I'll post this message also on gcc-patches.  
  
Yours,  
  
Bjoern  
Comment 9 Giovanni Bajo 2005-09-04 11:19:51 UTC
Roger, want to have a look at this?
Comment 10 Björn Haase 2005-09-04 11:27:01 UTC
Created attachment 9663 [details]
Corrected typo.

replaces previous patch.
Comment 11 Björn Haase 2005-09-04 11:28:33 UTC
I just realized that the patch posted here had just posted had a <= where  
should have been a < for two comparisons. The patch on gcc-patches@gcc.gnu.org 
is already correct. 
Comment 12 Eric Weddington 2006-09-19 19:41:20 UTC
(In reply to comment #11)
> I just realized that the patch posted here had just posted had a <= where  
> should have been a < for two comparisons. The patch on gcc-patches@gcc.gnu.org 
> is already correct. 

Bjoern,

1. Is this patch already applied?
2. If yes, what versions is it applied to?
3. If no, can you post the link to the patch on gcc-patches? Or can you attach the corrected patch to this bug report?

Thanks
Comment 13 Björn Haase 2006-09-19 20:16:36 UTC
Hello Eric,

IIRC, the bug never was really resolved.

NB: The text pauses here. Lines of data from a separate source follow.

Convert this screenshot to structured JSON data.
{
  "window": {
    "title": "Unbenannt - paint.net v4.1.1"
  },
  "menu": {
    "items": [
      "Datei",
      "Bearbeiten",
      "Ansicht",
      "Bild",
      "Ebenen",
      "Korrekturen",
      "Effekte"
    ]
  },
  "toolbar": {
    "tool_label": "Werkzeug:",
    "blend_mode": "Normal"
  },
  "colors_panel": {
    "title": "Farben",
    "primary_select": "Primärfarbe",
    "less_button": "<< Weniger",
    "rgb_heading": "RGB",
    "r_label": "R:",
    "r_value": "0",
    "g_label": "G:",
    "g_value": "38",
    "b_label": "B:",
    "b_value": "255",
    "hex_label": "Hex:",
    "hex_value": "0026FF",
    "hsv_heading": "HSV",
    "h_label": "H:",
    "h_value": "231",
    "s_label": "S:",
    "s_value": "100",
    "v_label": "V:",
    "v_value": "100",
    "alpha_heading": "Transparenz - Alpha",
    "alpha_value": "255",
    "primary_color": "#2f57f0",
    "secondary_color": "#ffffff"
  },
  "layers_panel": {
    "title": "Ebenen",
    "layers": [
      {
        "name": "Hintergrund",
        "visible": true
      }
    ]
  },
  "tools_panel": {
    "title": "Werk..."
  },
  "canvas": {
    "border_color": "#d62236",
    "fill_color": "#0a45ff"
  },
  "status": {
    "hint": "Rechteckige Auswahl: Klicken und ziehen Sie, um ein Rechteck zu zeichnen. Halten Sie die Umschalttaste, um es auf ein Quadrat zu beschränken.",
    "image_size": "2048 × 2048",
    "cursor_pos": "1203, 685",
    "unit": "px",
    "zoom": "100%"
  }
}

The true place to fix the issue was, IMO, the most dreaded source file of the entire GCC source tree: reload. 

My now quite old patch tried to fix the immediate problem without touching reload and it used a fairly crude method by denying gcc to make use of Y in many situations.

My test case generated code that was very difficult to handle by the register allocator. This code triggered the bug. Later on some change in some of the passes just before the 4.0.0 release removed the immediate problem. With 4.0 and afterwards I no longer succeeded to reproduce the bug:

The reason might be, that the original reload bug was fixed.
The reason might as well be that the reload bug is still there, but that it's no longer exposed due to some other modification in the compiler.

The message is: There stand good chances that this bug is resolved, but I cannot prove it.

In any case, I'd like to suggest *NOT* to make use of my old crude patch. IMO it's better to just hope that the problem is fixed.

Until now, I never again stepped over this bug, so I have good confidence.

HTH,

Bjoern
Comment 14 Eric Weddington 2006-09-19 20:25:30 UTC
Thanks, Bjoern, for responding in detail.

If this bug cannot be reproduced, can we go ahead and close this bug report?

Eric
Comment 15 Eric Weddington 2007-08-23 20:39:40 UTC
Closing bug as WORKSFORME based on Bjoern's observations in comment #13.